Palme d’Or battle expected as 70th Cannes Film Festival opens
Festival features thousands of producers selling horror, romance and comedy films
Members of the Cannes Feature Film Jury: Italian director Paolo Sorrentino, US actor Will Smith, Spanish director Pedro Almodovar, South Korean director Park Chan-wook and French music composer Gabriel Yared. Photograph: Loic Venace/AFP/Getty Images
French actor and director Agnes Jaoui, Spanish director Pedro Almodovar, US actor Jessica Chastain and Chinese actor Fan Bingbing ahead of the opening of the 70th Cannes Film Festival. Photograph: Anne-Christine Poujoul/AFP/Getty
The 70th edition of the Cannes Film Festival has kicked off in tasteful style with the premiere of Arnaud Desplechin’s elegant, persuasive Ismael’s Ghost.
Marion Cotillard, Charlotte Gainsbourg and Mathieu Amalric star in the tale of a director whose life is sent into disorder when a former lover turns up as he is about to begin shooting his next film.
In the past, Cannes has opened with such blockbusters as Moulin Rouge, The Da Vinci Code and Pixar’s Up. In picking Desplechin’s film, Thierry Frémaux, the festival director, looks to be honouring the domestic industry’s contribution to France’s most important cultural jamboree.
A number of cinema greats will be in Cannes for special 70th anniversary events. New Zealand director Jane Campion, the only woman to have won the Palme d’Or, will present all six episodes of her television series Top of the Lake: China Girl.

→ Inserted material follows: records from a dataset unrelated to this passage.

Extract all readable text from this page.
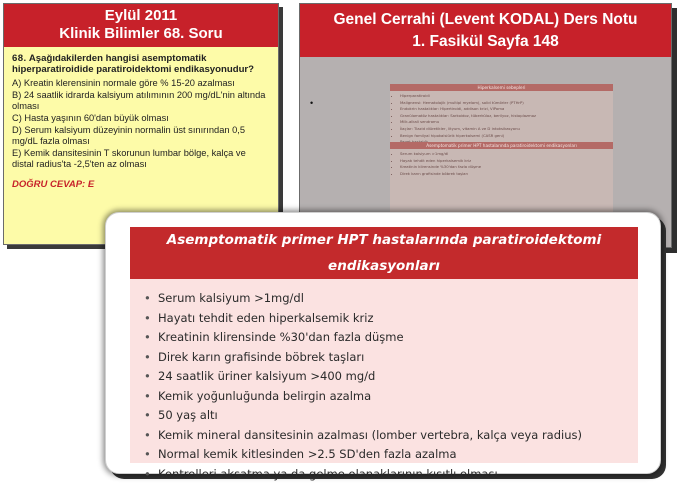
Eylül 2011
Klinik Bilimler 68. Soru
68. Aşağıdakilerden hangisi asemptomatik hiperparatiroidide paratiroidektomi endikasyonudur?
A) Kreatin klerensinin normale göre % 15-20 azalması
B) 24 saatlik idrarda kalsiyum atılımının 200 mg/dL'nin altında olması
C) Hasta yaşının 60'dan büyük olması
D) Serum kalsiyum düzeyinin normalin üst sınırından 0,5 mg/dL fazla olması
E) Kemik dansitesinin T skorunun lumbar bölge, kalça ve distal radius'ta -2,5'ten az olması
DOĞRU CEVAP: E
Genel Cerrahi (Levent KODAL) Ders Notu
1. Fasikül Sayfa 148
•
Hiperkalsemi sebepleri
• Hiperparatiroidi
• Malignensi: Hematolojik (multipl myelom), solid tümörler (PTHrP)
• Endokrin hastalıklar: Hipertiroidi, addison krizi, VIPoma
• Granülomatöz hastalıklar: Sarkoidoz, tüberküloz, berilyoz, histoplazmoz
• Milk-alkali sendromu
• İlaçlar: Tiazid diüretikler, lityum, vitamin A ve D intoksikasyonu
• Benign familyal hipokalsiürik hiperkalsemi (CASR geni)
•
•
Asemptomatik primer HPT hastalarında paratiroidektomi endikasyonları
• Serum kalsiyum >1mg/dl
• Hayatı tehdit eden hiperkalsemik kriz
• Kreatinin klirensinde %30'dan fazla düşme
• Direk karın grafisinde böbrek taşları
Asemptomatik primer HPT hastalarında paratiroidektomi endikasyonları
• Serum kalsiyum >1mg/dl
• Hayatı tehdit eden hiperkalsemik kriz
• Kreatinin klirensinde %30'dan fazla düşme
• Direk karın grafisinde böbrek taşları
• 24 saatlik üriner kalsiyum >400 mg/d
• Kemik yoğunluğunda belirgin azalma
• 50 yaş altı
• Kemik mineral dansitesinin azalması (lomber vertebra, kalça veya radius)
• Normal kemik kitlesinden >2.5 SD'den fazla azalma
• Kontrolleri aksatma ya da gelme olanaklarının kısıtlı olması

David Lynch, a past winner of the top prize for Wild at Heart, will be here for the premiere of the new series of Twin Peaks. Frémaux bristled slightly at the suggestion that these screenings – both out of competition – signified the festival was properly embracing television.
“Cinema remains a singular art, and we want to emphasise this while keeping our eyes open on the world that surrounds it,” he said. “Some filmmakers who are artists, like David Lynch, Iñárritu and Campion, are pioneers who experiment and try to invent new narrative means.”
Clint Eastwood, president of the jury in 1994, will present a restored edition of Unforgiven and will engage in a “70th Anniversary Masterclass” with the distinguished critic Kenneth Turan.
As ever, many satellite events will spin out from the main competition for the Palme d’Or. That race is potentially among the most competitive for many years with new work by Sofia Coppola, Todd Haynes and Michael Haneke premiering over the next 10 days.
Colin Farrell appears in two films in the main strand: Coppola’s feminist western The Beguiled and Yorgos Lanthimos’s characteristically odd The Killing of a Sacred Deer. The jury consists of starry presences such as Jessica Chastain and Will Smith.
Speaking at a press conference, Smith pulled himself up straight and remarked: “I’m working on my juror face.”
Many visitors to Cannes will, however, get nowhere near the films jostling for the Palme d’Or. In the halls beneath the Palais des Festival and in the small screening rooms that pepper it, the Cannes Market plays host to thousands of producers hoping to flog Dutch horror films, Fijian romances, Brazilian documentaries and Nigerian romantic comedies.
As ever, many domestic film-makers will be among their number. Some of the Irish films seeking international interest are Aoife McArdle’s Kissing Candice, Stephen Burke’s Maze and Tom Ryan’s attractive romantic comedy Twice Shy.
The 70th anniversary comes at a neat point for The Irish Times. Michael Dwyer, this newspaper’s former film correspondent, first attended the event 35 years ago. True, for his first five years, he was there for another publication, but we celebrate continued attendance for close to half the festival’s existence.